Un homme politique utilise les mots d’un vocabulaire poétique et chantant en les transformant en beurre rance tartiné sur du pain rassis pour nous faire miroiter que non seulement c’est le meilleur des festins, mais c’est le seul et unique dans le contexte présent qui est comestible.
La larme à l’œil, je regarde un certain nombre d’individus frétiller comme la truite vagabonde remontant le torrent, ils ne jurent que par ses mots enrobés de fausse paillette d’or d’où ne résonnent que mépris, mensonges et roublardises.
Ça y est, se disent ces quelques énergumènes, moi aussi je suis parvenu, maintenant je fais partie du gratin de la société.
Ce qui est réussi c’est le déguisement du mot qui fait croire à cet humain sa victoire dans l’élitisme alors qu’il amuse les marionnettistes, car c’est un valet paré de paillettes.
J’ai connaissance de l’importance des mots et surtout de la valeur de leur racine. Certains sont devenus tellement communs et utilisés à tort qu’ils sont nécrosés. Dans notre langage où la poésie est oubliée, nous les trouvons grossiers et nous les boudons. Pourtant ils ont encore toute leur élégance dans le vocabulaire de la langue de Molière, ils sont la création, l’inspiration. Portons-leur, le respect que nous leur devons avec un sens de l’âme et à nouveau nous gagnerons.
Le mot croissance !
Personnellement quand on me parle de croissance, ça sonne telle une insulte, cela représente quelque chose de néfaste issu du capitalisme, de l’anti-humain.
Et pourtant, comme l’explique Aurélien Barreau, astrophysicien, que fait-on de la croissance du sourire, de l’amour, de la sincérité, de l’émerveillement d’une petite fleur ou d’un ciel étoilé ? De l’oiseau et de son chant ou du regard doux et tendre du chevreuil ?
Que faisons-nous de la croissance d’une nature préservée ?
Et que dire du mot progrès ! Nombreux sont ceux qui ont un frisson si ce n’est pas une crise d’eczéma rien qu’en entendant ce mot. Certes, si le progrès c’est s’encombrer d’objets ou plutôt de gadgets idiots en espérant valoriser son ego et concurrencer celui du voisin, c’est bien pitoyable.
L’abondance de ce progrès est liée aux sentiments de vantardise, je possède, je suis à la page, je suis avant-gardiste.
Mais que fait-on du progrès de la relation, de l’écoute, de l’attention ou du chant ? Le progrès de la poésie, du théâtre ou du rêve.

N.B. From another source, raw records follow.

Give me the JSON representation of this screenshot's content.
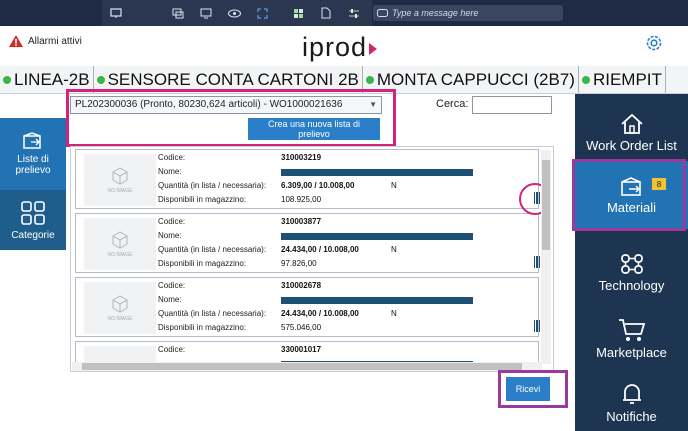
{
  "toolbar": {
    "icons": [
      "monitor-icon",
      "screens-icon",
      "display-icon",
      "eye-icon",
      "expand-icon",
      "grid-icon",
      "document-icon",
      "sliders-icon"
    ],
    "message_placeholder": "Type a message here"
  },
  "header": {
    "alarm_label": "Allarmi attivi",
    "logo": "iprod"
  },
  "stations": [
    {
      "label": "LINEA-2B"
    },
    {
      "label": "SENSORE CONTA CARTONI 2B"
    },
    {
      "label": "MONTA CAPPUCCI (2B7)"
    },
    {
      "label": "RIEMPIT"
    }
  ],
  "left_sidebar": {
    "liste_label": "Liste di prelievo",
    "categorie_label": "Categorie"
  },
  "main": {
    "select_value": "PL202300036 (Pronto, 80230,624 articoli) - WO1000021636",
    "create_button": "Crea una nuova lista di prelievo",
    "search_label": "Cerca:",
    "field_labels": {
      "codice": "Codice:",
      "nome": "Nome:",
      "quantita": "Quantità (in lista / necessaria):",
      "disponibili": "Disponibili in magazzino:"
    },
    "no_image": "NO IMAGE",
    "items": [
      {
        "codice": "310003219",
        "quantita": "6.309,00 / 10.008,00",
        "unit": "N",
        "disponibili": "108.925,00"
      },
      {
        "codice": "310003877",
        "quantita": "24.434,00 / 10.008,00",
        "unit": "N",
        "disponibili": "97.826,00"
      },
      {
        "codice": "310002678",
        "quantita": "24.434,00 / 10.008,00",
        "unit": "N",
        "disponibili": "575.046,00"
      },
      {
        "codice": "330001017"
      }
    ],
    "ricevi_button": "Ricevi"
  },
  "right_sidebar": {
    "work_order": "Work Order List",
    "materiali": "Materiali",
    "materiali_badge": "8",
    "technology": "Technology",
    "marketplace": "Marketplace",
    "notifiche": "Notifiche"
  },
  "colors": {
    "accent": "#2273b3",
    "highlight_pink": "#d3247d",
    "highlight_purple": "#9a3aa0",
    "sidebar": "#1d3550"
  }
}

La nature et son progrès, qui donnent à tout humain une interaction avec les différentes espèces essentielles à la vie sur cette terre.
Le progrès, serait-ce vouloir aller vivre sur une autre planète ? Expérience qui semble peu probable et qui dans tous les cas sera réservée à une élite. Et les autres ?

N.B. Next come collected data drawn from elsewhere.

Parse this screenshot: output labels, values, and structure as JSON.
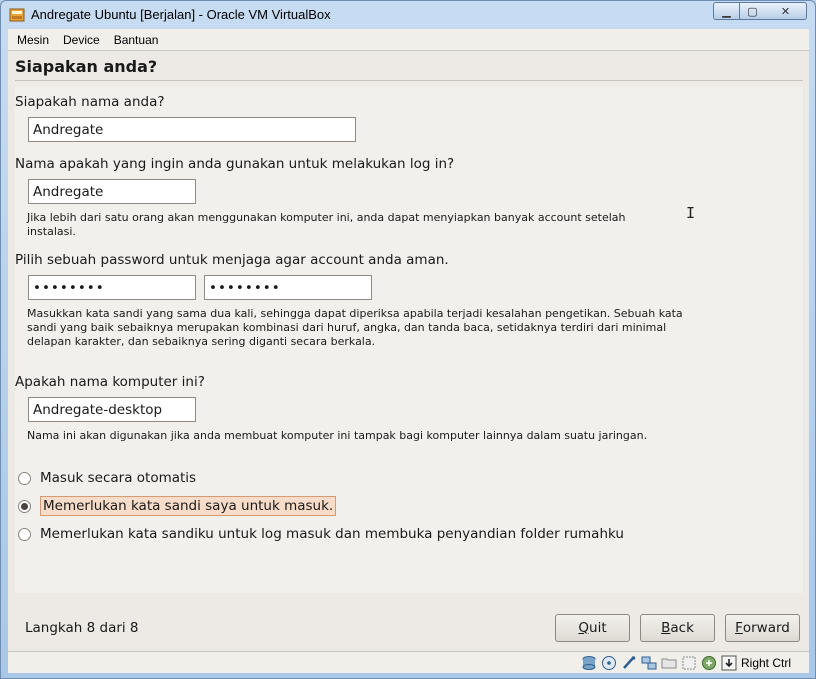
{
  "window": {
    "title": "Andregate Ubuntu [Berjalan] - Oracle VM VirtualBox",
    "minimize": "▁",
    "maximize": "▢",
    "close": "✕"
  },
  "menubar": {
    "items": [
      "Mesin",
      "Device",
      "Bantuan"
    ]
  },
  "installer": {
    "heading": "Siapakan anda?",
    "name_question": "Siapakah nama anda?",
    "name_value": "Andregate",
    "login_question": "Nama apakah yang ingin anda gunakan untuk melakukan log in?",
    "login_value": "Andregate",
    "login_note": "Jika lebih dari satu orang akan menggunakan komputer ini, anda dapat menyiapkan banyak account setelah instalasi.",
    "password_question": "Pilih sebuah password untuk menjaga agar account anda aman.",
    "password_value": "••••••••",
    "password_confirm_value": "••••••••",
    "password_note": "Masukkan kata sandi yang sama dua kali, sehingga dapat diperiksa apabila terjadi kesalahan pengetikan. Sebuah kata sandi yang baik sebaiknya merupakan kombinasi dari huruf, angka, dan tanda baca, setidaknya terdiri dari minimal delapan karakter, dan sebaiknya sering diganti secara berkala.",
    "computer_question": "Apakah nama komputer ini?",
    "computer_value": "Andregate-desktop",
    "computer_note": "Nama ini akan digunakan jika anda membuat komputer ini tampak bagi komputer lainnya dalam suatu jaringan.",
    "login_options": [
      {
        "label": "Masuk secara otomatis",
        "selected": false
      },
      {
        "label": "Memerlukan kata sandi saya untuk masuk.",
        "selected": true
      },
      {
        "label": "Memerlukan kata sandiku untuk log masuk dan membuka penyandian folder rumahku",
        "selected": false
      }
    ],
    "step_text": "Langkah 8 dari 8",
    "buttons": {
      "quit_mnemonic": "Q",
      "quit_rest": "uit",
      "back_mnemonic": "B",
      "back_rest": "ack",
      "forward_mnemonic": "F",
      "forward_rest": "orward"
    }
  },
  "statusbar": {
    "host_key": "Right Ctrl",
    "icons": [
      "hard-disk-icon",
      "cd-icon",
      "usb-icon",
      "network-icon",
      "shared-folder-icon",
      "capture-icon",
      "mouse-integration-icon",
      "keyboard-capture-icon"
    ]
  }
}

Pourquoi chercher ailleurs ce que nous avons ici, qui est magnifique et splendide, nous n’avons qu’une chose à faire, cela demande de l’huile de coude ; un grand nettoyage. Dans ma région natale d’Alsace, on appelle cela en dialecte « oschterputz « . Avec l’arrivée du printemps, c’est un grand nettoyage de la maison, on jette l’inutile et on redonne valeur à ce qui est terni par les ans.
Le progrès, être moderne et si c’était une évolution intellectuelle d’une vie plus participative ! Partager ses outils ou de l’électro ménager plutôt que surmultipliée du matériel qui bien souvent prend la poussière du placard ou du garage. Voilà du progrès dans la sociabilité.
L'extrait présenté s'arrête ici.